DuckPond is a query-native filesystem for time-series data, built on Apache Arrow, DataFusion, and Delta Lake. Every filesystem object can be queried with SQL, and SQL queries create new filesystem objects that appear as native files and directories.
Built by the Caspar Water System.
# Build
make build
# Run unit tests
make test
# Initialize a pond and try it out
export POND=/tmp/mypond
pond init
pond mkdir /data
echo "hello" | pond copy - /data/greeting.txt
pond list /**
pond cat /data/greeting.txt- Rust stable toolchain (see
rust-toolchain.toml) - Docker (for integration tests and site deployment)
- Node.js >= 22 (for browser tests and vendor download)
make build # Build pond binary (debug)
make test # Run all unit tests
make integration # Build Docker test image + run integration tests
make check # fmt + clippy + test (CI equivalent)Run make with no arguments to see all available targets.
Download JavaScript vendor dependencies for offline site generation:
make vendor # Downloads DuckDB-WASM, Observable Plot, D3This populates crates/sitegen/vendor/dist/ (gitignored, ~35MB).
After this, pond run sitegen build produces sites that work without
network access.
crates/
tinyfs/ Pure filesystem abstractions (FS, WD, Node, path resolution)
tlogfs/ Delta Lake persistence (OpLog, transactions, DataFusion)
steward/ Transaction orchestration, control table, factory execution
provider/ URL-based data access, factory registry, table providers
cmd/ CLI commands (pond init/list/cat/copy/run/...)
sitegen/ Static site generator (factory)
remote/ S3 backup & replication (factory)
hydrovu/ HydroVu API collector (factory)
utilities/ Shared helpers (glob, chunked files, perf tracing)

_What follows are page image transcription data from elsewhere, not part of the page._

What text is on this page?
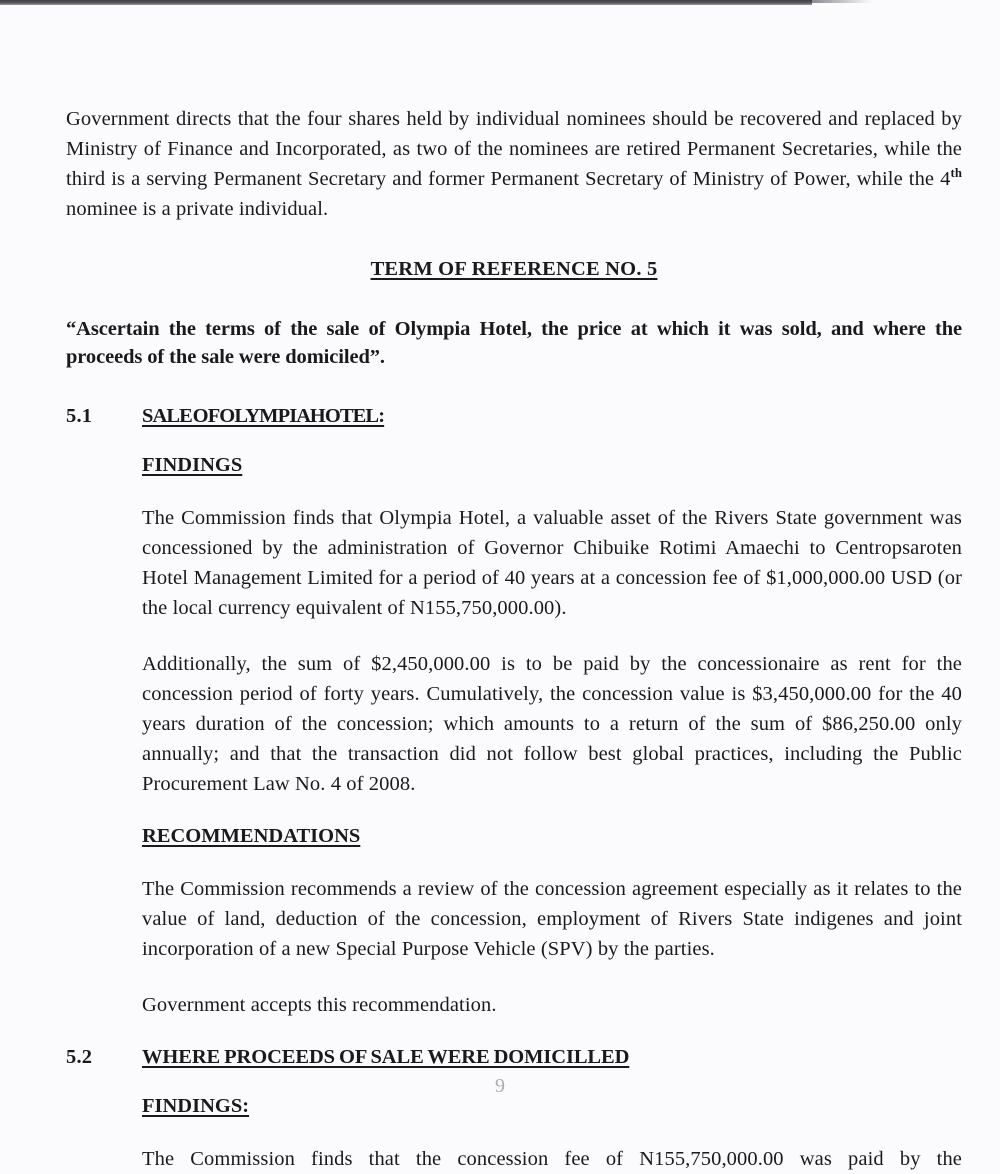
Government directs that the four shares held by individual nominees should be recovered and replaced by Ministry of Finance and Incorporated, as two of the nominees are retired Permanent Secretaries, while the third is a serving Permanent Secretary and former Permanent Secretary of Ministry of Power, while the 4th nominee is a private individual.

TERM OF REFERENCE NO. 5

“Ascertain the terms of the sale of Olympia Hotel, the price at which it was sold, and where the proceeds of the sale were domiciled”.

5.1	SALE OF OLYMPIA HOTEL:
FINDINGS

The Commission finds that Olympia Hotel, a valuable asset of the Rivers State government was concessioned by the administration of Governor Chibuike Rotimi Amaechi to Centropsaroten Hotel Management Limited for a period of 40 years at a concession fee of $1,000,000.00 USD (or the local currency equivalent of N155,750,000.00).

Additionally, the sum of $2,450,000.00 is to be paid by the concessionaire as rent for the concession period of forty years. Cumulatively, the concession value is $3,450,000.00 for the 40 years duration of the concession; which amounts to a return of the sum of $86,250.00 only annually; and that the transaction did not follow best global practices, including the Public Procurement Law No. 4 of 2008.

RECOMMENDATIONS

The Commission recommends a review of the concession agreement especially as it relates to the value of land, deduction of the concession, employment of Rivers State indigenes and joint incorporation of a new Special Purpose Vehicle (SPV) by the parties.

Government accepts this recommendation.

5.2	WHERE PROCEEDS OF SALE WERE DOMICILLED
FINDINGS:

The Commission finds that the concession fee of N155,750,000.00 was paid by the

9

scripts/ Shared deployment scripts
testsuite/ Integration tests (Docker-based)
tests/ Individual test scripts (NNN-description.sh)
browser/ Puppeteer browser validation tests
docs/ Architecture and design documentation
water/ Water monitoring demo site
septic/ Septic system demo site
noyo/ Noyo Harbor demo site
See docs/duckpond-overview.md for the full architecture description. Key layers (bottom to top):
| Layer | Crate | Role |
|---|---|---|
| Filesystem | tinyfs |
Pure abstractions: FS, WD, Node, path resolution |
| Persistence | tlogfs |
Delta Lake storage, OpLog, DataFusion integration |
| Orchestration | steward |
Transactions, control table, factory lifecycle |
| Data Access | provider |
URL schemes, factory registry, table providers |
| CLI | cmd |
User-facing commands |
See docs/cli-reference.md for the complete command reference. Common commands:
pond init # Create a new pond
pond list '/**' # List all entries
pond cat /path/to/file # Read a file
pond cat --sql "SELECT * FROM source WHERE ..." /path # Query a table
pond copy host:///local/file /pond/path # Import a file
pond copy host+series:///data.parquet /pond/series # Import time-series
pond mkdir /dir # Create a directory
pond mknod <factory> /path --config-path config.yaml # Install a factory
pond run /path/to/factory <command> # Execute a factory
pond log # Transaction historyTests live in testsuite/tests/ as numbered shell scripts. Each test
runs in a fresh Docker container with the pond binary:
make test-image # Build the test Docker image
make integration # Run all tests (skips browser tests)
make integration-all # Run all tests including browser
# Run a single test
cd testsuite && ./run-test.sh 201
# Run interactively (explore in container)
cd testsuite && ./run-test.sh --interactiveEach demo site (water/, septic/, noyo/) rsyncs data from its remote machine and runs everything locally:
# First time: configure your site
cp water/deploy.env.example water/deploy.env
# Edit deploy.env with your remote host and S3 credentials
# Site workflow (all run locally)
cd water
./setup-local.sh # rsync data + init pond + install factories
./run-local.sh # rsync new data + ingest
./generate-local.sh # build static site + preview
./update-local.sh # after editing YAML/templatesCredentials are kept in deploy.env (gitignored) — never in the YAML
configs checked into the repository. Remote machines use container
images built by GitHub Actions.
| Document | Contents |
|---|---|
| CLI Reference | Complete command syntax and examples |
| Architecture Overview | System design and crate map |
| System Patterns | Transaction model, factories, providers |
| Sitegen Design | Static site generator architecture |
| Cross-Pond Import | Foreign pond import status |
| Large File Storage | Content-addressed storage for large files |
| Releasing | Release process and supply chain security |
Apache-2.0 — see LICENSES/ for details.